Since 1553 is a one megabit asynchronous bus, the high speed (compared to other platform functions) and the non-synchronous nature of the data traffic present particular problems in the acquisition and analysis of the data. There are two primary methods for acquiring and storing this data; on board bulk storage, and telemetry.
On board bulk storage is performed by means of magnetic tape or semiconductor memory. High density, multitrack tape has advantages of allowing the data bus to be recorded and synchronized to a clock. Its obvious disadvantage is the amount of data which can be acquired due to the time limitations of the tape (speed, length, etc.). The amount of data storable in semiconductor memory can easily be increased by the addition of more memory, but there are limitations. Additionally, data compression techniques and algorithms can be applied to condense the data and increase storage capacity without loss of data or its resolution.
Telemetry systems collect and encode the data for transmission, via a radio communications link, to a ground station for recording and analysis. Systems available today monitor for the desired data and then synchronize the data with a clock. The synchronized data is then encoded via pulse code modulation (PCM) and time multiplexed along with other signals into the telemetry system. The data is usually formatted to the IRIG (Inter-range Instrumentation Group) standards and hence existing ground receiving equipment can handle the decommutation of the data.
The instrumentation of the data bus needs to be addressed as part of the overall testing and systems integration activities. The systems designer needs to analyze and identify the signals with need to be monitored such that an adequate instrumentation package can be designed.

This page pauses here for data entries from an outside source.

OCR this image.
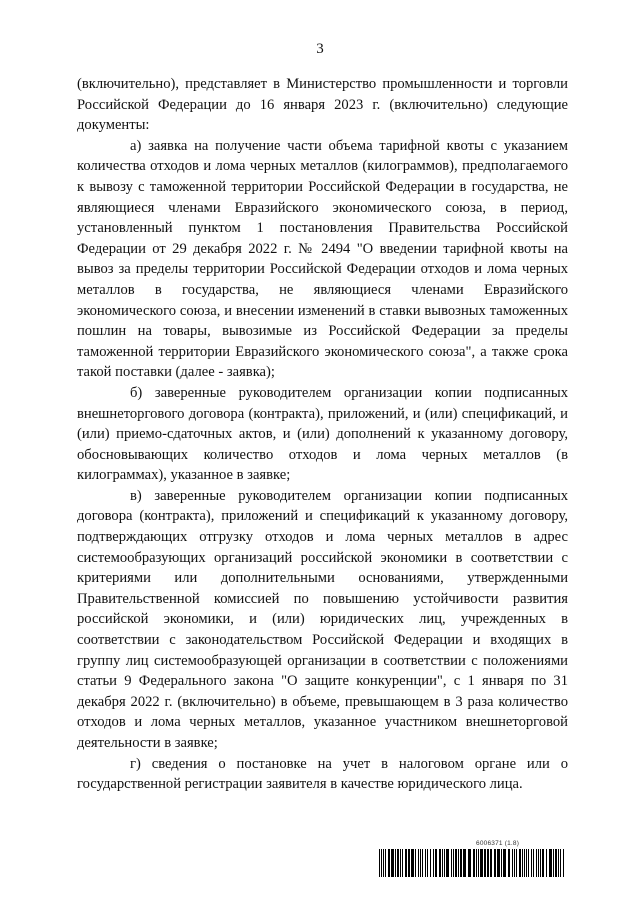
3

(включительно), представляет в Министерство промышленности и торговли Российской Федерации до 16 января 2023 г. (включительно) следующие документы:

а) заявка на получение части объема тарифной квоты с указанием количества отходов и лома черных металлов (килограммов), предполагаемого к вывозу с таможенной территории Российской Федерации в государства, не являющиеся членами Евразийского экономического союза, в период, установленный пунктом 1 постановления Правительства Российской Федерации от 29 декабря 2022 г. № 2494 "О введении тарифной квоты на вывоз за пределы территории Российской Федерации отходов и лома черных металлов в государства, не являющиеся членами Евразийского экономического союза, и внесении изменений в ставки вывозных таможенных пошлин на товары, вывозимые из Российской Федерации за пределы таможенной территории Евразийского экономического союза", а также срока такой поставки (далее - заявка);

б) заверенные руководителем организации копии подписанных внешнеторгового договора (контракта), приложений, и (или) спецификаций, и (или) приемо-сдаточных актов, и (или) дополнений к указанному договору, обосновывающих количество отходов и лома черных металлов (в килограммах), указанное в заявке;

в) заверенные руководителем организации копии подписанных договора (контракта), приложений и спецификаций к указанному договору, подтверждающих отгрузку отходов и лома черных металлов в адрес системообразующих организаций российской экономики в соответствии с критериями или дополнительными основаниями, утвержденными Правительственной комиссией по повышению устойчивости развития российской экономики, и (или) юридических лиц, учрежденных в соответствии с законодательством Российской Федерации и входящих в группу лиц системообразующей организации в соответствии с положениями статьи 9 Федерального закона "О защите конкуренции", с 1 января по 31 декабря 2022 г. (включительно) в объеме, превышающем в 3 раза количество отходов и лома черных металлов, указанное участником внешнеторговой деятельности в заявке;

г) сведения о постановке на учет в налоговом органе или о государственной регистрации заявителя в качестве юридического лица.

6006371 (1.8)
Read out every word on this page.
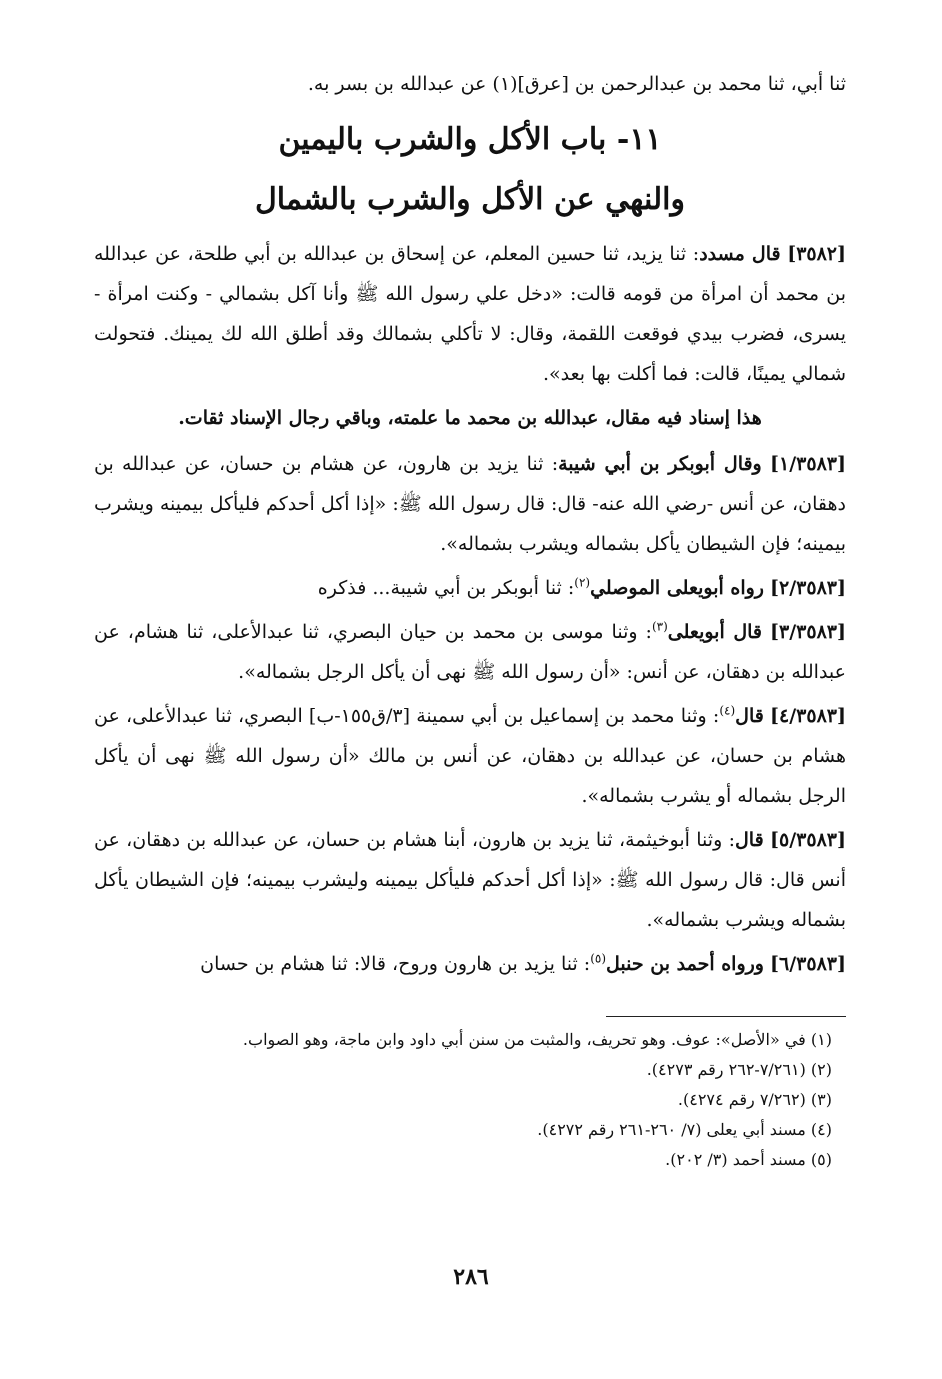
ثنا أبي، ثنا محمد بن عبدالرحمن بن [عرق](١) عن عبدالله بن بسر به.

١١- باب الأكل والشرب باليمين
والنهي عن الأكل والشرب بالشمال

[٣٥٨٢] قال مسدد: ثنا يزيد، ثنا حسين المعلم، عن إسحاق بن عبدالله بن أبي طلحة، عن عبدالله بن محمد أن امرأة من قومه قالت: «دخل علي رسول الله ﷺ وأنا آكل بشمالي - وكنت امرأة - يسرى، فضرب بيدي فوقعت اللقمة، وقال: لا تأكلي بشمالك وقد أطلق الله لك يمينك. فتحولت شمالي يمينًا، قالت: فما أكلت بها بعد».

هذا إسناد فيه مقال، عبدالله بن محمد ما علمته، وباقي رجال الإسناد ثقات.

[١/٣٥٨٣] وقال أبوبكر بن أبي شيبة: ثنا يزيد بن هارون، عن هشام بن حسان، عن عبدالله بن دهقان، عن أنس -رضي الله عنه- قال: قال رسول الله ﷺ: «إذا أكل أحدكم فليأكل بيمينه ويشرب بيمينه؛ فإن الشيطان يأكل بشماله ويشرب بشماله».

[٢/٣٥٨٣] رواه أبويعلى الموصلي$^{(٢)}$: ثنا أبوبكر بن أبي شيبة... فذكره

[٣/٣٥٨٣] قال أبويعلى$^{(٣)}$: وثنا موسى بن محمد بن حيان البصري، ثنا عبدالأعلى، ثنا هشام، عن عبدالله بن دهقان، عن أنس: «أن رسول الله ﷺ نهى أن يأكل الرجل بشماله».

[٤/٣٥٨٣] قال$^{(٤)}$: وثنا محمد بن إسماعيل بن أبي سمينة [٣/ق١٥٥-ب] البصري، ثنا عبدالأعلى، عن هشام بن حسان، عن عبدالله بن دهقان، عن أنس بن مالك «أن رسول الله ﷺ نهى أن يأكل الرجل بشماله أو يشرب بشماله».

[٥/٣٥٨٣] قال: وثنا أبوخيثمة، ثنا يزيد بن هارون، أبنا هشام بن حسان، عن عبدالله بن دهقان، عن أنس قال: قال رسول الله ﷺ: «إذا أكل أحدكم فليأكل بيمينه وليشرب بيمينه؛ فإن الشيطان يأكل بشماله ويشرب بشماله».

[٦/٣٥٨٣] ورواه أحمد بن حنبل$^{(٥)}$: ثنا يزيد بن هارون وروح، قالا: ثنا هشام بن حسان

(١) في «الأصل»: عوف. وهو تحريف، والمثبت من سنن أبي داود وابن ماجة، وهو الصواب.
(٢) (٧/٢٦١-٢٦٢ رقم ٤٢٧٣).
(٣) (٧/٢٦٢ رقم ٤٢٧٤).
(٤) مسند أبي يعلى (٧/ ٢٦٠-٢٦١ رقم ٤٢٧٢).
(٥) مسند أحمد (٣/ ٢٠٢).
٢٨٦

The BUS-65518 tester/simulator card (see photo on page I-84) provides a tool that can serve many uses in 1553 development, testing, and maintenance. The board, which plugs into an IBM PC or compatible, is capable of emulating bus controller, up to 32 remote terminals, and bus monitor simultaneously. The board has capabilities for BC message scheduling (including minor and major frames), extensive error injection for BC and RTs, and “trigger” and *selection” (filtering) capabilities for the monitor. The BUS-65518 comes with interactive menu software allowing easy setup of all modes with no programming. The board can be used in a lab environment for software development and systems integration and debug.
In addition to the interactive menu software, real time libraries are available for C, Pascal, Windows 3.1X, 95 and NT.. The real-time libraries, which provide an interface between the user’s program and the board, are ideal for test, simulation, and demonstration applications. Other software options for the BUS-65518 allow emulation of MIL-STD-1553A RTs, implement the validation and production RT test plans, support monitor-to-hard-disk storage, provide parameter monitor capabilities, and provide capabilities to reconstruct message traffic from monitored data.